Treating governance decay as rare: benchmark data says otherwise — violation rates hit double digits under ordinary compaction, not just adversarial conditions.
No adversarial test: never running a Compaction-Eviction-style attack against your own pipeline, so the first adversarial constraint drop happens in production.
Same-tier assumption: managing safety rules and disposable task history with the same lossy pipeline instead of splitting load-bearing content into a pinned, non-evictable region.
Shipping memory without an eval number: adding a memory layer (compaction, retrieval, or a vendor service) and calling it done without measuring whether it actually preserves what matters.
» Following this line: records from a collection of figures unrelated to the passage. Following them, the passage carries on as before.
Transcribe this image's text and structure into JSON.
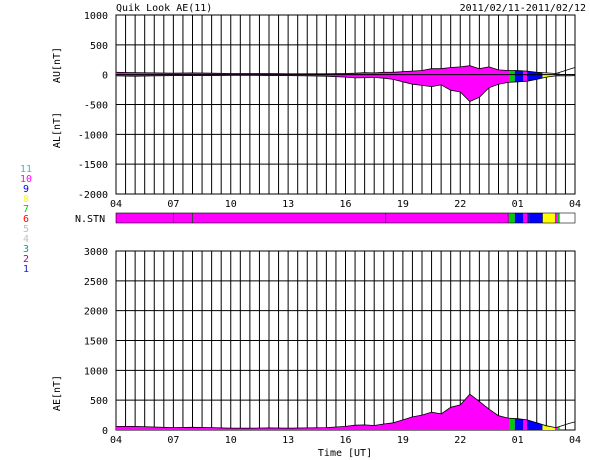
{
  "header": {
    "title": "Quik Look AE(11)",
    "date_range": "2011/02/11-2011/02/12"
  },
  "colors": {
    "background": "#ffffff",
    "grid": "#000000",
    "station_colors": {
      "11": "#00d8d8",
      "10": "#ff00ff",
      "9": "#0000ff",
      "8": "#ffff00",
      "7": "#00cc00",
      "6": "#ff0000",
      "5": "#c0c0c0",
      "4": "#c0c0c0",
      "3": "#00a0a0",
      "2": "#a000a0",
      "1": "#2020c0"
    }
  },
  "legend": {
    "labels": [
      "11",
      "10",
      "9",
      "8",
      "7",
      "6",
      "5",
      "4",
      "3",
      "2",
      "1"
    ]
  },
  "stn_label": "N.STN",
  "xaxis": {
    "label": "Time [UT]",
    "ticks": [
      "04",
      "07",
      "10",
      "13",
      "16",
      "19",
      "22",
      "01",
      "04"
    ]
  },
  "chart_data": [
    {
      "type": "area",
      "panel": "AU/AL",
      "ylabel_upper": "AU[nT]",
      "ylabel_lower": "AL[nT]",
      "ylim": [
        -2000,
        1000
      ],
      "yticks": [
        1000,
        500,
        0,
        -500,
        -1000,
        -1500,
        -2000
      ],
      "x_unit": "hours since 04 UT",
      "x_range": [
        0,
        24
      ],
      "grid": true,
      "au_series": {
        "x": [
          0,
          1,
          2,
          3,
          4,
          5,
          6,
          7,
          8,
          9,
          10,
          11,
          12,
          12.5,
          13,
          13.5,
          14,
          14.5,
          15,
          15.5,
          16,
          16.5,
          17,
          17.5,
          18,
          18.5,
          19,
          19.5,
          20,
          20.5,
          21,
          21.5,
          22,
          22.5,
          23,
          23.4,
          23.5,
          23.7,
          24
        ],
        "values": [
          40,
          35,
          30,
          25,
          30,
          25,
          20,
          20,
          20,
          15,
          15,
          15,
          20,
          25,
          35,
          30,
          40,
          40,
          50,
          60,
          70,
          100,
          100,
          120,
          130,
          150,
          100,
          130,
          80,
          70,
          70,
          60,
          40,
          30,
          20,
          60,
          70,
          90,
          120
        ]
      },
      "al_series": {
        "x": [
          0,
          1,
          2,
          3,
          4,
          5,
          6,
          7,
          8,
          9,
          10,
          11,
          12,
          12.5,
          13,
          13.5,
          14,
          14.5,
          15,
          15.5,
          16,
          16.5,
          17,
          17.5,
          18,
          18.5,
          19,
          19.5,
          20,
          20.5,
          21,
          21.5,
          22,
          22.5,
          23,
          23.4,
          23.5,
          23.7,
          24
        ],
        "values": [
          -20,
          -25,
          -20,
          -15,
          -15,
          -15,
          -10,
          -10,
          -15,
          -15,
          -20,
          -25,
          -40,
          -55,
          -50,
          -45,
          -60,
          -80,
          -120,
          -160,
          -180,
          -200,
          -170,
          -260,
          -290,
          -450,
          -380,
          -220,
          -160,
          -130,
          -120,
          -110,
          -80,
          -40,
          -20,
          -20,
          -20,
          -20,
          -15
        ]
      }
    },
    {
      "type": "area",
      "panel": "AE",
      "ylabel": "AE[nT]",
      "ylim": [
        0,
        3000
      ],
      "yticks": [
        3000,
        2500,
        2000,
        1500,
        1000,
        500,
        0
      ],
      "x_unit": "hours since 04 UT",
      "x_range": [
        0,
        24
      ],
      "grid": true,
      "series": {
        "x": [
          0,
          1,
          2,
          3,
          4,
          5,
          6,
          7,
          8,
          9,
          10,
          11,
          12,
          12.5,
          13,
          13.5,
          14,
          14.5,
          15,
          15.5,
          16,
          16.5,
          17,
          17.5,
          18,
          18.5,
          19,
          19.5,
          20,
          20.5,
          21,
          21.5,
          22,
          22.5,
          23,
          23.4,
          23.5,
          23.7,
          24
        ],
        "values": [
          60,
          60,
          50,
          40,
          45,
          40,
          30,
          30,
          35,
          30,
          35,
          40,
          60,
          80,
          85,
          75,
          100,
          120,
          170,
          220,
          250,
          300,
          270,
          380,
          420,
          600,
          480,
          350,
          240,
          200,
          190,
          170,
          120,
          70,
          40,
          80,
          90,
          110,
          135
        ]
      }
    },
    {
      "type": "heatmap",
      "panel": "N.STN",
      "x_unit": "hours since 04 UT",
      "segments": [
        {
          "x0": 0,
          "x1": 20.55,
          "stations": 10
        },
        {
          "x0": 20.55,
          "x1": 20.85,
          "stations": 7
        },
        {
          "x0": 20.85,
          "x1": 21.3,
          "stations": 9
        },
        {
          "x0": 21.3,
          "x1": 21.5,
          "stations": 10
        },
        {
          "x0": 21.5,
          "x1": 22.3,
          "stations": 9
        },
        {
          "x0": 22.3,
          "x1": 22.95,
          "stations": 8
        },
        {
          "x0": 22.95,
          "x1": 23.1,
          "stations": 10
        },
        {
          "x0": 23.1,
          "x1": 23.2,
          "stations": 7
        }
      ]
    }
  ]
}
See context compaction for compaction techniques and their cost/latency trade-offs, agent memory for the broader tiered-memory architecture debate, and prompt injection for the adjacent threat model where untrusted content hijacks what an agent trusts.

Evidence · 4 sources

BenchmarkGovernance Decay: How Context Compaction Silently Erases Safety Constraints in Long-Horizon LLM Agentsbenchmark/result-backed
ConstraintRot benchmark, 1,323 episodes across seven model families: prohibited-action violation is 0% with the policy in full context, rises to 30% after ordinary compaction (up to 59% for some models), stays 0% when the constraint survives the summary, and reaches 38% when it is dropped. A Compaction-Eviction Attack (adversarial content that biases the summarizer to drop the policy) defeats every evaluated model; the paper's training-free Constraint Pinning mitigation restores violation to 0%.
Primary docHow to Build Memory into AI Agentsprimary-doc-backed
Frames agent memory as short-term (live context), episodic, and long-term/semantic tiers, and recommends a capture-traces -> analyze -> selectively-update loop over long-term memory rather than dumping raw history into it.
Field reportElastic Open-Sources Atlas Agent Memory Based on Cognitive Scienceproduction field-report-backed
Elastic's Atlas ships three memory categories on Elasticsearch, exposed to agents over MCP with per-user isolation, and reports 0.89 Recall@10 on a question-answering evaluation rather than shipping the architecture as an unverified diagram.
EditorialLLM Digest synthesiseditorial inference
For agent builders, any lossy transform in the memory pipeline (compaction, retrieval, forgetting) is a place a safety-relevant fact can silently vanish, and it needs the same adversarial testing discipline as prompt injection, not just a happy-path check.